Kim (Sep 04, 2006 03:34:38 PM) [reply]
discussionI recieved a firm dx of MS in Jan of 2006, however dystonia presented itself, my neck is a place of rigidity and tremors upon lying down are the scariest of all. They are painless but they are horrible. I had neck surgery with bone graft approx 1 yr ago. Afterward i had overspill of bladder twice, I now have a neurogenic bladder. I have no lesions. I do wake with feelings of hand being crushed...thumbd drawing to wrist and various overwhelming pains thruout body. Neck is the worst of all. Tremors is the scariest of all. My psych prescribed cogentin, and my neuro (new) did zanaflex. I have optical neuritis and im told im anxious. At this point who wouldnt be???? My hygeiene has declined and parathesis is part of my daily life. Always. Began in hands and now is in legs/feet , with decreased sensation from knees downward. First neruo assessed MS...evokeds come back as eyes not normal/ears not normal. I guess the reason im typing this at all is the neck tremors upon rest are the scariest thing ive ever felt. New neuro says my neck /spine has thinned.

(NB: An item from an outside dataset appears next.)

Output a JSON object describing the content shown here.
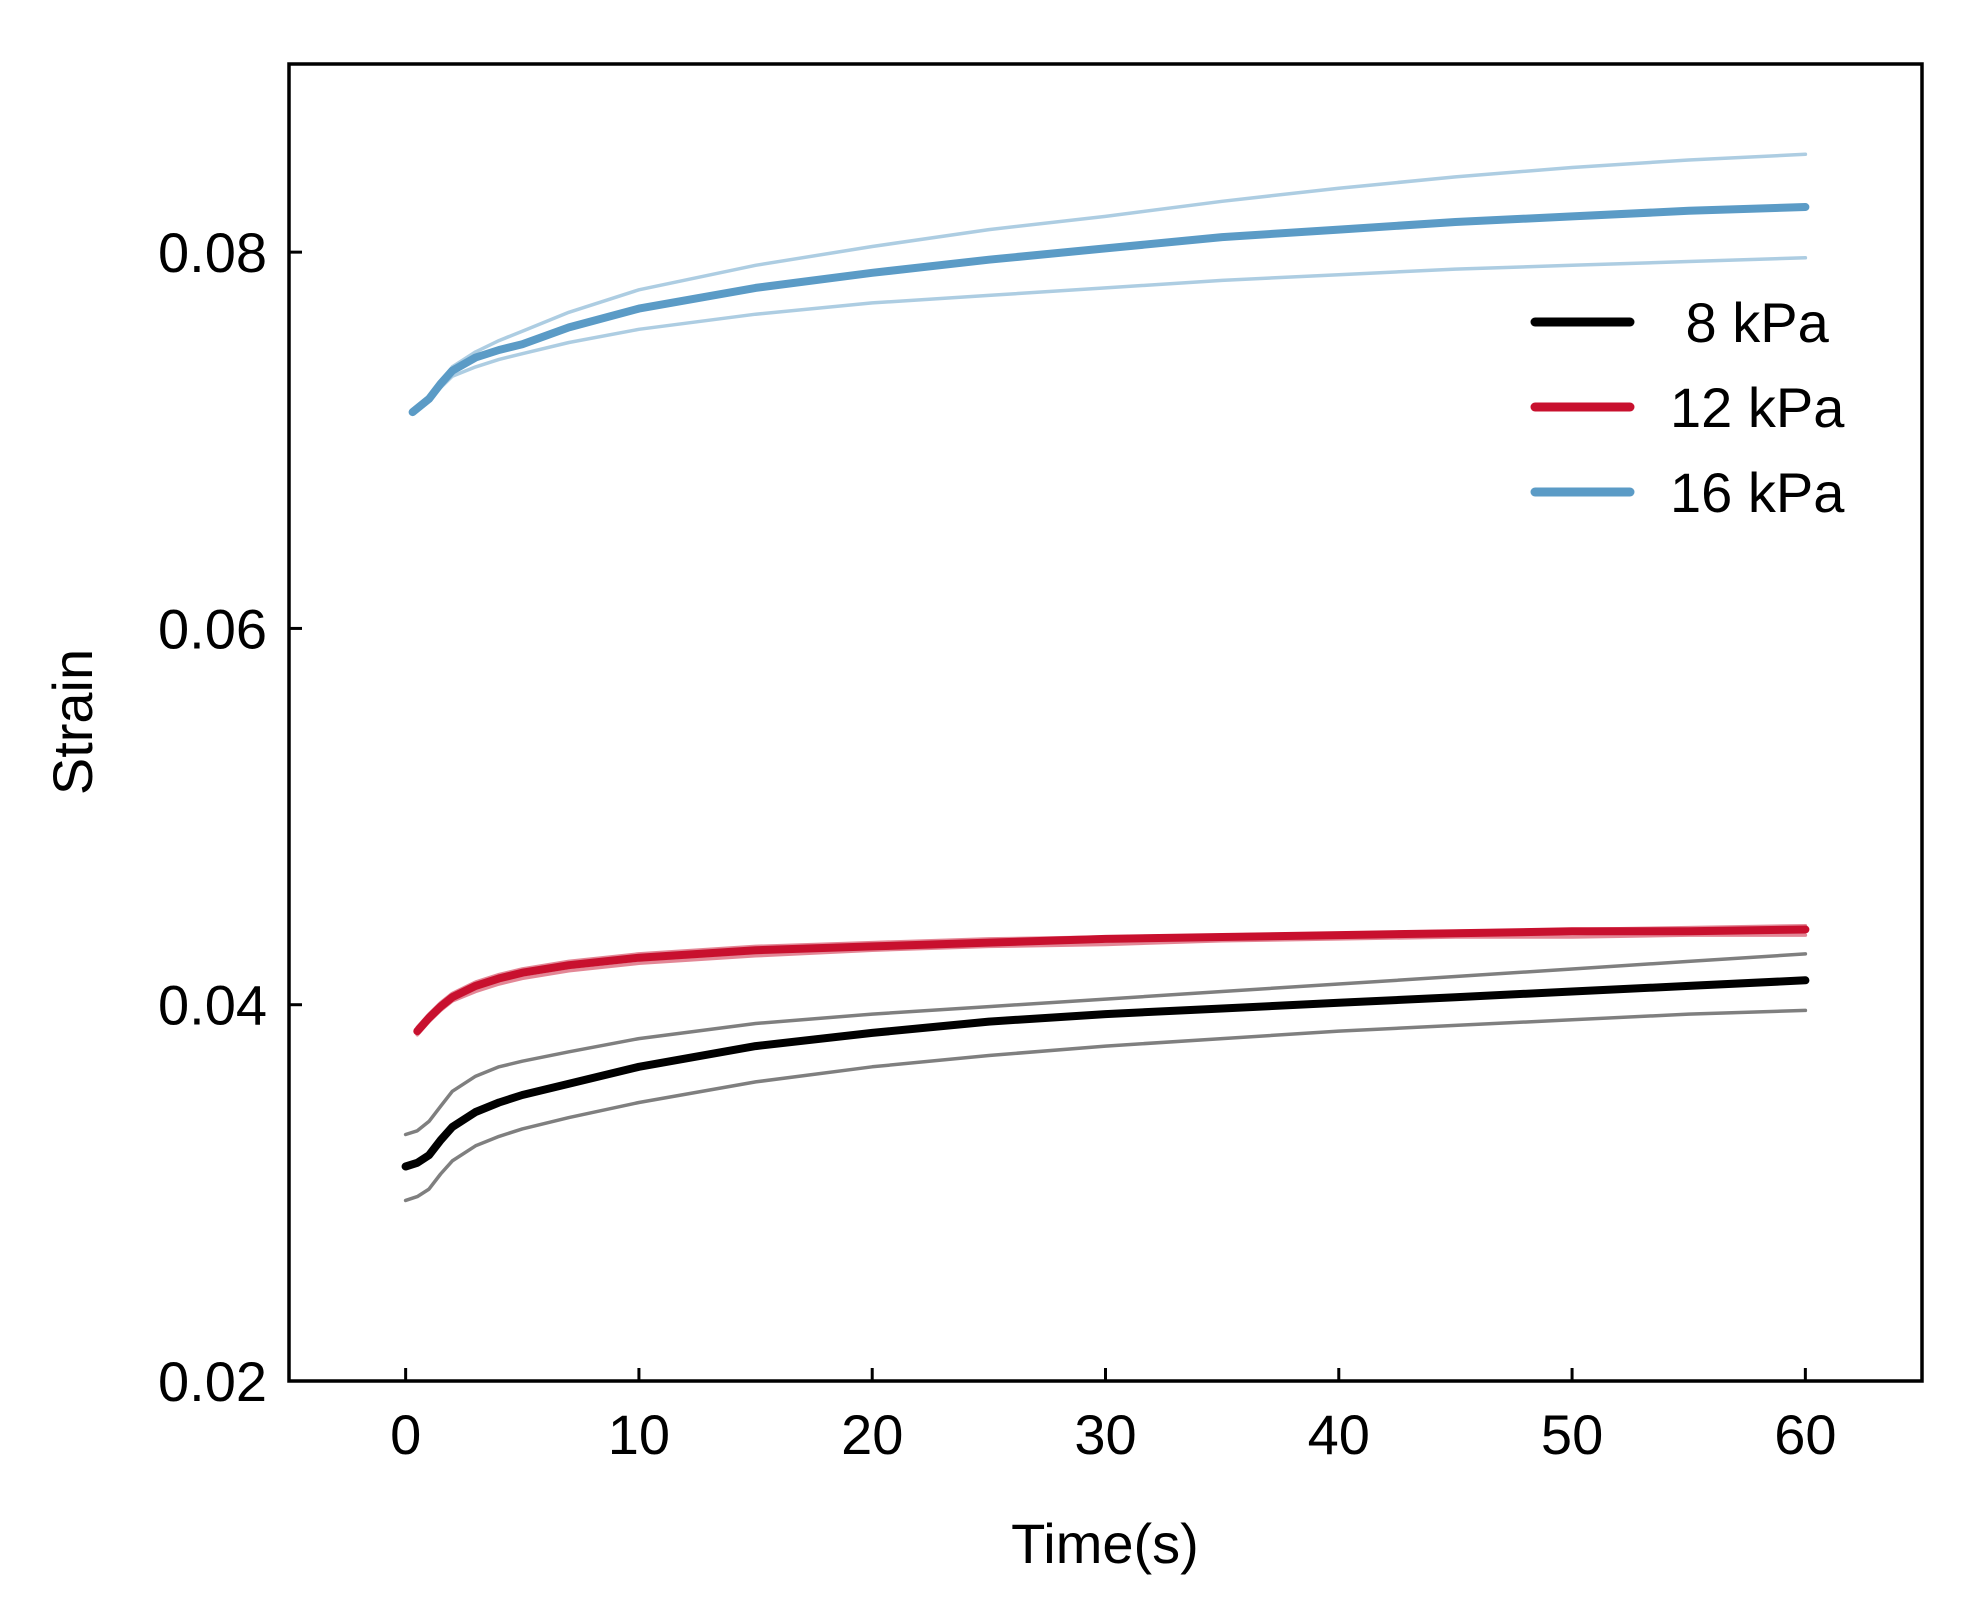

I realize this comes with aging but i had a bone graft!...i cant take the tremors and can scarcely take the "floating pain"............overwhelming and in various places.
Any ideas on what would narrow this down? Seems my shrink is treating parkinsons, while my old neuro says MS....and new neuro announces, You should have no more attacks! (pretty in words but not in reality).

I understand you cannot diagnose. Im just wondering if there is a reason the NECK ONLY vibrates to the point it feels its going to snap? Any ideas?